In 2012, Arlington County joined the US Department of Energy’s Better Buildings Challenge to continue leading by example. Within this voluntary commitment, the County government’s goal is to reduce its building portfolio energy intensity (energy per square foot) by 20 percent by 2020 compared to a 2009 baseline. This raises the bar for Arlington, thanks to gains in efficiency already achieved. However, the County plans to continue harvesting savings using evolving technology and best practices for “smarter” buildings. In addition to its own commitment, the County encourages participation in the Better Buildings Challenge by commercial properties and nongovernmental institutions. Greater energy efficiency benefits the entire community through reduced energy costs, improved resilience and capital improvements.
Arlington government greenhouse gas emissions comprise less than 3 percent of total county emissions. Therefore, community outreach is critical for long-term success. Reducing, tracking and managing emissions from government operations are big hurdles. But, beyond that, the County has no direct control, which is why connecting with the broader community became part of the AIRE mission as well:
The Arlington Initiative to Rethink Energy (AIRE) helps our community make smart decisions about energy and supports individual actions that improve and sustain Arlington’s quality of life.
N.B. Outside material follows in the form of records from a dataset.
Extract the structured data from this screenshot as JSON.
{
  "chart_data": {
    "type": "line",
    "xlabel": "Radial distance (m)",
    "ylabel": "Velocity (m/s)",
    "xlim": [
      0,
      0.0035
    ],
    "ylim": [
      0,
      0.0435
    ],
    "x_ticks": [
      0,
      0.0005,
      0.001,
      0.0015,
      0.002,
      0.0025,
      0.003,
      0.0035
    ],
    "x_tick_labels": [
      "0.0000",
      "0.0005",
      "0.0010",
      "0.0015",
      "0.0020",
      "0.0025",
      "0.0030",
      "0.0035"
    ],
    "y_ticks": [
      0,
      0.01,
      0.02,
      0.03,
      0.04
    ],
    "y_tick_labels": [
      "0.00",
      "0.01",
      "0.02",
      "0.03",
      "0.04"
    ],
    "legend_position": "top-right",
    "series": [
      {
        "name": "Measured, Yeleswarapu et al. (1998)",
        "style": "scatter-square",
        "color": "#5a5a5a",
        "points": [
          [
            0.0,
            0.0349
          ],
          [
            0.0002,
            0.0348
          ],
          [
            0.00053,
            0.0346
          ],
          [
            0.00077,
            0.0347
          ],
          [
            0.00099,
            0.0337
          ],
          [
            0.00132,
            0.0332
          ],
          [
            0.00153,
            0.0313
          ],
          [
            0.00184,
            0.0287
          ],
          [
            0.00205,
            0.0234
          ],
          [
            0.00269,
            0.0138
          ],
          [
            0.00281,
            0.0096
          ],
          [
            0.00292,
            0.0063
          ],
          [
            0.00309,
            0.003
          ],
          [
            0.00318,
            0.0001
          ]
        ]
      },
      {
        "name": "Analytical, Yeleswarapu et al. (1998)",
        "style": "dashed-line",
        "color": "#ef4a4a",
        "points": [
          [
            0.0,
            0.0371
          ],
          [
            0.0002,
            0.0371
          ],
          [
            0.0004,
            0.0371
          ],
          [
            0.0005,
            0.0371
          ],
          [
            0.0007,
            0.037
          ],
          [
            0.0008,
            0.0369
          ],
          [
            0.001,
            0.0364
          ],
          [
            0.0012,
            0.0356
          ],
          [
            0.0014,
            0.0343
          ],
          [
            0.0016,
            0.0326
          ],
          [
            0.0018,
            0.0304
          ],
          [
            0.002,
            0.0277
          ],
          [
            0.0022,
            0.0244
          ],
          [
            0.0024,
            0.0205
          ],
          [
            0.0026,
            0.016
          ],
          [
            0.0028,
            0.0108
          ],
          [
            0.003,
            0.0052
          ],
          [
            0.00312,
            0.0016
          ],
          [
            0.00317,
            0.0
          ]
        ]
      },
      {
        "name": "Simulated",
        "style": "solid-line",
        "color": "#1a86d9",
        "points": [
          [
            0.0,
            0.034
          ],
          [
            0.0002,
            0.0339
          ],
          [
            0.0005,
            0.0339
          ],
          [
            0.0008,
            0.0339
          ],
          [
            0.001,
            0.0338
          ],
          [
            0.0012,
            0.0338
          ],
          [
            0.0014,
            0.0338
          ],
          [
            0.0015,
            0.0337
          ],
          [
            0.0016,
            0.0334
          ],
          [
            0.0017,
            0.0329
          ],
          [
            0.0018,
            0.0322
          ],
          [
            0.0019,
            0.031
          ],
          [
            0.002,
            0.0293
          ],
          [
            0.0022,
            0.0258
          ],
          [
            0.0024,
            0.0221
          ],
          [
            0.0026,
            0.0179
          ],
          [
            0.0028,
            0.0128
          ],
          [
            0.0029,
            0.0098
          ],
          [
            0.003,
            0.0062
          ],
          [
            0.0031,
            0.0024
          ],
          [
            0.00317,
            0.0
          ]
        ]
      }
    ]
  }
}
Through rethinking energy, we are committed to energy practices that will make Arlington County a more prosperous, healthful, safe and secure place to live, work and play. Come join us!
Everyone enjoys the benefits of a clean, healthy environment, a prosperous economy, dependable energy services and a safe and secure energy future. This is why AIRE supports Arlington residents, businesses and government in working toward these goals. Through various community outreach programs, such as the Arlington Green Games, Green Home Choice and the Green Building Program, AIRE provides resources and sponsors events to connect the community with goals and specific ways to achieve them. Above all, AIRE reminds everyone to “be smart; think less”.